I am having trouble combining discrete random variables. All the examples in the documentation seem to consist mostly or entirely of continuous variables. The simplest model I could think of is where we have a latent variable of interest, x, and we have an observation which is equal to x with a probability that is high but not equal to 1. That is:
# Model
x = Bernoulli(0.5) # Latent variable of interest
y = Bernoulli(0.9) # A "noise"
z = tf.equal(x, y) # Usually equals x, but not always.
z_data = True
# Inference
qx_p = tf.sigmoid(tf.Variable(tf.random_normal([])))
qx = Bernoulli(qx_p)
inference = ed.KLqp({x: qx}, data={z: z_data})
inference.run()
print("Posterior p(x=1|z)={}={}".format(qx_p.eval(), qx.mean().eval()))

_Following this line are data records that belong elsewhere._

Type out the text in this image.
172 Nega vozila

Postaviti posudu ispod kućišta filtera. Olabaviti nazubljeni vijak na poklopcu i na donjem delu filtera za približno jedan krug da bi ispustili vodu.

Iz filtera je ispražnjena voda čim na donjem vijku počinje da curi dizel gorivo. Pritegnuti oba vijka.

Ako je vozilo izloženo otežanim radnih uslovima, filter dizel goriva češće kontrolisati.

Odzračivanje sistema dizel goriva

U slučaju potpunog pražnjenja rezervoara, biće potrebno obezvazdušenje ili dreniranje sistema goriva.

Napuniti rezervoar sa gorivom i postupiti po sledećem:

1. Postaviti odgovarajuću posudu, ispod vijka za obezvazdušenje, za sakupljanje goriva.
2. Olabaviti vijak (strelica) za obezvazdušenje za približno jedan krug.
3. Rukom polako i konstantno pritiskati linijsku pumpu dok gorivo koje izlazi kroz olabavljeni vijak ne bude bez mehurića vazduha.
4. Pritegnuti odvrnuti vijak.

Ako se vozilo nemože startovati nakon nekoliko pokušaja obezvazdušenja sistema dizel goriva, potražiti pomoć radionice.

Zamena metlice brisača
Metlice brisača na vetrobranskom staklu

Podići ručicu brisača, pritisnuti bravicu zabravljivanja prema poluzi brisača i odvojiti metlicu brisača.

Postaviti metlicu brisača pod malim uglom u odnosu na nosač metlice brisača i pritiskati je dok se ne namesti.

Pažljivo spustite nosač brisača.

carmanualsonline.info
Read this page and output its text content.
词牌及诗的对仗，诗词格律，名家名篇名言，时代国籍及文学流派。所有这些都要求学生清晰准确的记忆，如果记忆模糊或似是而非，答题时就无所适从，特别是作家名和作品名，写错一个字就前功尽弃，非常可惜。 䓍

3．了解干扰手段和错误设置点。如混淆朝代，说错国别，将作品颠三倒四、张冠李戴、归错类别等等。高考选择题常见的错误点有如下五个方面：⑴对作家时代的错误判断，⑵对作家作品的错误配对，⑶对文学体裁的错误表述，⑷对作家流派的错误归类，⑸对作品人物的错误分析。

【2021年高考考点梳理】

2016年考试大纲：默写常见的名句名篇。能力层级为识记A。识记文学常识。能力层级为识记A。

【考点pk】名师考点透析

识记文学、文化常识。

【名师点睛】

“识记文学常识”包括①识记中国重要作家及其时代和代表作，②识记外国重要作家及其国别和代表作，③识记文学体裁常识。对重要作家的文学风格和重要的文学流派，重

# Prints: Posterior p(x=1|z)=0.500000=0.622459
# Correct: Posterior p(x=1|z)=0.900000=0.900000
I also tried KLpq for inference but the loss never converges; an example result after 100,000 iterations is:
# KLpq: Posterior p(x=1|z)=0.982831=0.727670
I tried Gibbs sampling but this gave me the error:
KeyError: "The name 'conjugate_log_joint/Bernoulli_9/_conjugate_log_prob:0' refers to a Tensor which does not exist. The operation, 'conjugate_log_joint/Bernoulli_9/_conjugate_log_prob', does not exist in the graph."
Finally, I tried this model, which is mathematically equivalent (except z now has range +1/-1 rather than 1/0), but with similar problems:
# Mathematically equivalent model
x = Bernoulli(0.5)
y = Bernoulli(0.9)
x_ = 2 * tf.cast(x, dtype=tf.float32) - 1
y_ = 2 * tf.cast(y, dtype=tf.float32) - 1
z = x_ * y_
z_data = 1
Does anyone have any thoughts? Am I just making a stupid mistake with the way I’m calling the API? Or am I trying to do something totally hopeless? I notice that Stan doesn’t even include support for discrete variables (it advises that you “integrate the discrete variables out” by hand!) - is that because this is never going to work?
As a last resort, I’m considering representing discrete variables using continuous variables instead e.g. with values >0 representing true. That seems a bit crazy to me though? Any thoughts or even examples of this being done before?